I didn't remember much of anything about the book. Copyright date is 1951, and Simak's ornate style was on full display:

They climbed the last hundred yards and reached the man-made plateau, then stood and stared across the nightmare landscape, and as he looked, Sutton felt the cold hand of loneliness reach down with icy fingers to take him in its grip. For here was sheer, mad loneliness, such as he had never dreamed. Here was the very negation of life and motion, here was the stark, bald beginning when there was no life, nor even thought of life. Here anything that knew or thought or moved was an alien thing, a disease, a cancer on the face of nothingness.

[Page 99 in my edition, picked at random. It's typical.]

"Sutton" is Asher Sutton, returning to Earth after a couple decades after he went missing on a mission to a mysterious world in the 61 Cygni star system. Unfortunately, his old boss, who has kept Sutton on the payroll in the interim, has been previously visited by his time-travelling successor, who warns him about Sutton's imminent return, and tells him that Sutton must be killed!

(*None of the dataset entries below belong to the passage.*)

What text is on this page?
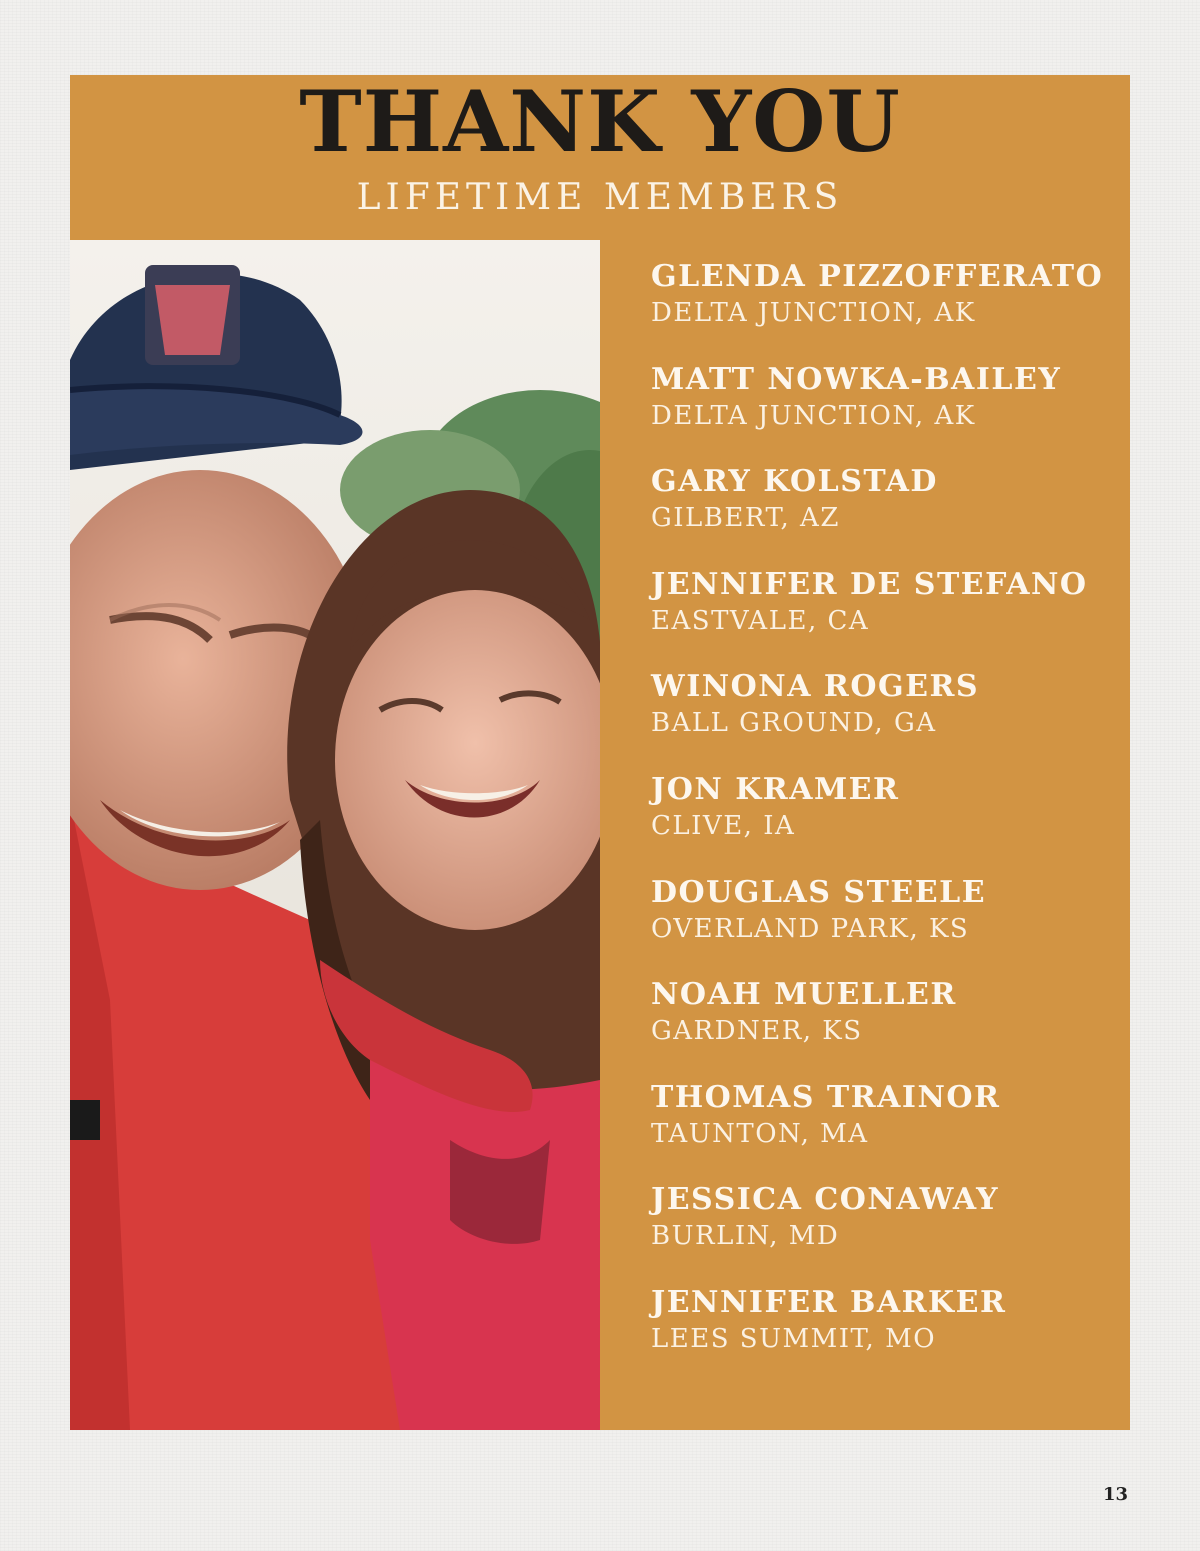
THANK YOU
LIFETIME MEMBERS
GLENDA PIZZOFFERATO
DELTA JUNCTION, AK
MATT NOWKA-BAILEY
DELTA JUNCTION, AK
GARY KOLSTAD
GILBERT, AZ
JENNIFER DE STEFANO
EASTVALE, CA
WINONA ROGERS
BALL GROUND, GA
JON KRAMER
CLIVE, IA
DOUGLAS STEELE
OVERLAND PARK, KS
NOAH MUELLER
GARDNER, KS
THOMAS TRAINOR
TAUNTON, MA
JESSICA CONAWAY
BURLIN, MD
JENNIFER BARKER
LEES SUMMIT, MO
13
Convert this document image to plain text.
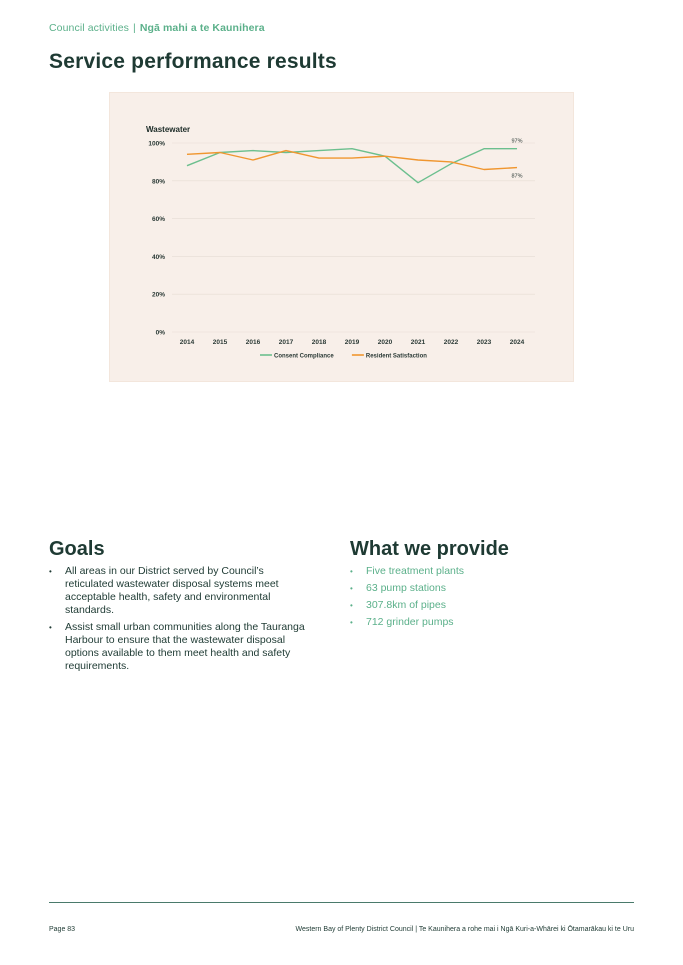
Council activities | Ngā mahi a te Kaunihera
Service performance results
Wastewater
0%
20%
40%
60%
80%
100%
2014	2015	2016	2017	2018	2019	2020	2021	2022	2023	2024
97%
87%
Consent Compliance	Resident Satisfaction
Goals
• All areas in our District served by Council’s reticulated wastewater disposal systems meet acceptable health, safety and environmental standards.
• Assist small urban communities along the Tauranga Harbour to ensure that the wastewater disposal options available to them meet health and safety requirements.
What we provide
• Five treatment plants
• 63 pump stations
• 307.8km of pipes
• 712 grinder pumps
Page 83	Western Bay of Plenty District Council | Te Kaunihera a rohe mai i Ngā Kuri-a-Whārei ki Ōtamarākau ki te Uru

Why? Well, it seems that Sutton's experiences have taught him the truth about Destiny. Each living thing is accompanied by Destiny, a kind of spirit being. (Sutton calls his "Johnny".) And Sutton plans to write a book about that. Which (in the future) will cause all kinds of mischief to all kinds of powerful people. Some of those people are homicidal, others just want to co-opt Sutton into writing a less inflammatory treatise.

There are androids, lots of them. And there's something odd about Sutton: as he returns to Earth, he has to remind himself to start breathing again; otherwise people might notice that he's not exactly human any more!

Sutton gets in some time-travelling of his own, meeting up with his centuries-previous ancestor in the fields of Wisconsin. Don't worry, grandpa survives the encounter! And I don't think there was any Futurama-style "nasty in the pasty".